Оценить:
 Рейтинг: 5

Двое

<< 1 2 3 4 5 6 ... 12 >>
На страницу:
2 из 12
Настройки чтения
Размер шрифта
Высота строк
Поля
Вагон скрипнул тормозами – с лязгом откинулась площадка. Пара вышла. Вовчик маячил в окне растопыренной рукой, Матвей застыл в просвете двери тронувшегося поезда. Сжатым кулаком «но пасаран» он провожал сошедшую пару.

– Напишем, – крикнул он им вслед уже на ходу.

– Больше бы нам таких мальчиков, – как стон, вырвалось у Василия Никаноровича. – Пошли, дорогая, в свою нору дожевывать запасы. Мы для них как подгоревшая деталь в микросхеме: еще рабочая, но малонадежная. Писанина моя – одна возможность быть услышанным.

– Прости меня, Вася, услышала ребят, и так тоскливо сделалось на душе, захотелось поучаствовать, приободрить. Всплыло наше прошлое, наша молодость, наша необыкновенная встреча. Это ты у нас волевой, я – слабая женщина, и мне категорически не хочется стареть.

Он взял ее за руку – она была горячей и скованной.

– Слушать надо мужа. Алкоголь в малом количестве оголяет нерв, в большом – ведет к забвению и деградации. Парня он испортит, а затем весь мир станет в виновниках от его неудач.

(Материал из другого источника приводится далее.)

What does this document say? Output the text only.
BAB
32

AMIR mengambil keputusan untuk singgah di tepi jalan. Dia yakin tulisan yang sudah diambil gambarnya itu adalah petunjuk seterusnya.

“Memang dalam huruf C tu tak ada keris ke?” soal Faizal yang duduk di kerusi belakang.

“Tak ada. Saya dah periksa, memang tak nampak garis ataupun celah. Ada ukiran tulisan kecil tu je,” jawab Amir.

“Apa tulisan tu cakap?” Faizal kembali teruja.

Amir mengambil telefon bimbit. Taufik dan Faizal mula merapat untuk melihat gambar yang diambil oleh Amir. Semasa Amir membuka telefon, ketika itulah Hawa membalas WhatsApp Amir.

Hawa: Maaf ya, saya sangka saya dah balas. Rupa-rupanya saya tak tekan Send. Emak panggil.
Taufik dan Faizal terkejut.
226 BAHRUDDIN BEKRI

Два километра до места их знакомых, которых хотели проведать, они решили пройти пешком, со спины так не похожие на обремененных возрастом и несовершенствами людей. Она – все еще стройная, пружиня в движении прямыми суетливыми ножками, он – в хороших спортивных формах, развернутых плечах, с гордо поднятой головой. Силуэты счастья писать с таких. Вся беда в лицах: в их глазах и мимике отпечатались все недоразумения текущего времени. Но обратись к ним со стороны, их лица разгладятся участием к собеседнику и горестный отпечаток от несовершенств мира канет в небытие.

Глава 2

В опустевшем купе воцарилось молчание. За три часа до следующей станции ни звука, ни единого комментария. Недопитая бутылка сместилась Свистуном к конвектору отопления под столик. Он лег на нижнюю полку, подсунув руку под голову, закрыл глаза. Матвей ловко подтянулся на руках, расположившись на полке над ним. Даже в убаюкивающем подстуке колес заснуть не получалось. Они оба лежали и думали, каждый о своем. В словах дядечки было обычное недовольство, слышанное и переслышанное, но в этот раз что-то в них настораживало. Неведомое, занудно прилипчивое, повернувшее мысли от бравадной эйфории дембеля в собачий невроз. Едут в один город, а никаких договоренностей на встречу. Ничего общего на гражданке – общность интересов осталась там, в армии. Отлежали по соседству на койках 380 ночей, и что? Так думал Свистун. Матвей – о предстоящей учебе. Истомился он без чтения, без хорошей литературы. К Нельке надобно зайти – всю службу писала, каждый месяц по два письма. Не любовные и без намеков – о своем писала, о текущем. Матвей понимал: держит в курсе событий. Сам отвечал без фантазий, сухо, повествовательно, без эмоций. Друзья – ничего интимного. Отсидели по соседству последние десятый и одиннадцатый класс без откровенных попыток к сближению, однако по восприятию текущих событий – в одной струе, на близких орбитах. Не было девчонки у Матвея в известном содержательном смысле – не было и попыток. Просидела Нелька рядом два года школы, отпахла ему неистощимой карамелькой, не будоража женским созреванием. Кто его знает, не будь ее, возможно, и появилась бы попытка «как у всех». Привык он к мирному, бесхитростному течению их общения. Писать стала первой. Сказать, что был равнодушен в ожидании, значит покривить душой. Ждал очередного письма без особого трепета, как информационного, и оно скрашивало армейские будни. Случалось, в нарядах перечитывал. Не забитым паинькой рос, а не ощутил тяги к близкому общению ни к одной из девушек. Даже к тем, которые еще с девятого изощрялись на провокационный макияж. В одиннадцатом глазки многих одноклассниц уже откровенно оттенились выразительностью и глубиной – не тронуло, чтобы вот так, как у Свистуна.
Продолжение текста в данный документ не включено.